What exactly is “Christ” in all persons? If this is shorthand for “the divine image” well and good — but is that either what “Christ” means or what people will take it to mean? Doesn’t this usage, particularly linked with an originally and profoundly Jewish commandment (“love your neighbor as yourself” — Leviticus 19:18) form a kind of Christian supersessionism if not triumphalism? What is “Christ” in my non-Christian neighbor? (I may well be comfortable thinking that way, as I acknowledge Christ to be “the divine image” in perfection; but would my Jewish, Buddhist, or Muslim neighbor, to say nothing of my atheist friends, consider that an honor? In an increasingly pluralistic society, this now seems a kind of flabby or semi-conscious imperialism.

Even more, the call to respect the dignity of every human being is incumbent on every human being in virtue of their being human — it is a responsibility of our common humanity, not something additional taken on at baptism. To respect the dignity of every human being is not uniquely — or sad to say even characteristically — Christian. It is in fact profoundly disrespectful of the dignity of non-Christian human beings so to co-opt this universal human mandate as part of our peculiar Baptismal Covenant.

This overgeneralization or “spread” has had, it seems to me, the unfortunate consequence of muddying the baptismal waters and confusing or confounding being “a decent moral human being” and “being a member of the body of Christ” through initiation into that body by baptism. What purports to be a “baptismal theology” becomes another instance of Christendom at work, of a generic form of humanism.

This is by no means intended as a slap at humanism! I consider myself a humanist, and perhaps that explains my touchiness at seeing what appears to be a Christian co-option of a virtue that predates it. The failure to keep the distinction between humanism and Christianity has continued the 19th century blurring whereby “Christian” becomes not a marker denoting membership in the Body of Christ, but the very kind of vague compliment describing “a good person” that I find so repellent when used in phrases like, “that’s very Christian of you” or the converse, “you are being un-Christian.” It reminds me too much of The Worst Sermon I Ever Heard, which began (and I can remember it verbatim because it was such a shock after having heard Isaiah 1:17 as part of the first reading), “The corporal works of mercy are uniquely Christian.” (The sermon ended, “We mustn’t be like Zacchaeus, climbing trees to get away from Jesus...” Yes, it was that bad.)
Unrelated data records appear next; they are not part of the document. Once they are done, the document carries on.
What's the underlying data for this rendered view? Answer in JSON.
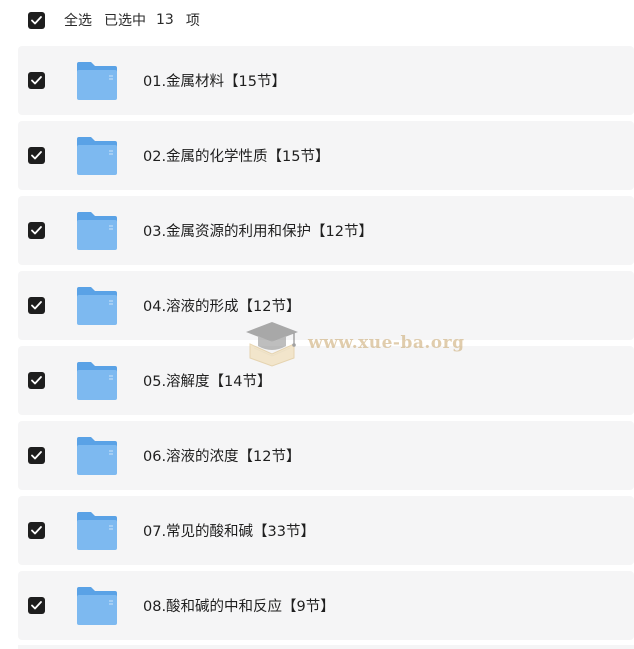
{
  "select_bar": {
    "select_all_label": "全选",
    "selected_prefix": "已选中",
    "selected_count": "13",
    "selected_suffix": "项",
    "checked": true
  },
  "items": [
    {
      "name": "01.金属材料【15节】",
      "checked": true,
      "icon": "folder-icon"
    },
    {
      "name": "02.金属的化学性质【15节】",
      "checked": true,
      "icon": "folder-icon"
    },
    {
      "name": "03.金属资源的利用和保护【12节】",
      "checked": true,
      "icon": "folder-icon"
    },
    {
      "name": "04.溶液的形成【12节】",
      "checked": true,
      "icon": "folder-icon"
    },
    {
      "name": "05.溶解度【14节】",
      "checked": true,
      "icon": "folder-icon"
    },
    {
      "name": "06.溶液的浓度【12节】",
      "checked": true,
      "icon": "folder-icon"
    },
    {
      "name": "07.常见的酸和碱【33节】",
      "checked": true,
      "icon": "folder-icon"
    },
    {
      "name": "08.酸和碱的中和反应【9节】",
      "checked": true,
      "icon": "folder-icon"
    }
  ],
  "watermark": {
    "text": "www.xue-ba.org",
    "icon": "graduation-cap-icon"
  },
  "colors": {
    "row_background": "#f5f5f6",
    "checkbox": "#1e1e1e",
    "folder_front": "#7db9f0",
    "folder_back": "#5aa2e6",
    "watermark": "#c9a66b"
  }
}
But I digress. I sense we are experiencing unintended consequences, and a baptismal theology that has lost its roots in incorporation into Christ. Is it any wonder people are seeing no problem with “Communion without baptism” — if what baptism is about is being “a decent moral person” whose dignity ought to be respected as such — who are we to say that sacramental baptism should be a prerequisite to sacramental communion? If baptism is primarily about how one acts, rather than who one has become by means of it, we are treading deeply Pelagian waters, it seems to me. (Also noting that, as the tradition has it, while baptism is a prerequisite for participation in communion, so is being a moral person, living “in love and charity” with ones neighbors.)

So my question is not, Have these two questions improved our ability to live as moral human beings? I hope they have; indeed, I think perhaps they have. My question is, What has over thirty years of hearing these questions and proclaiming our assent done to our conception of baptism?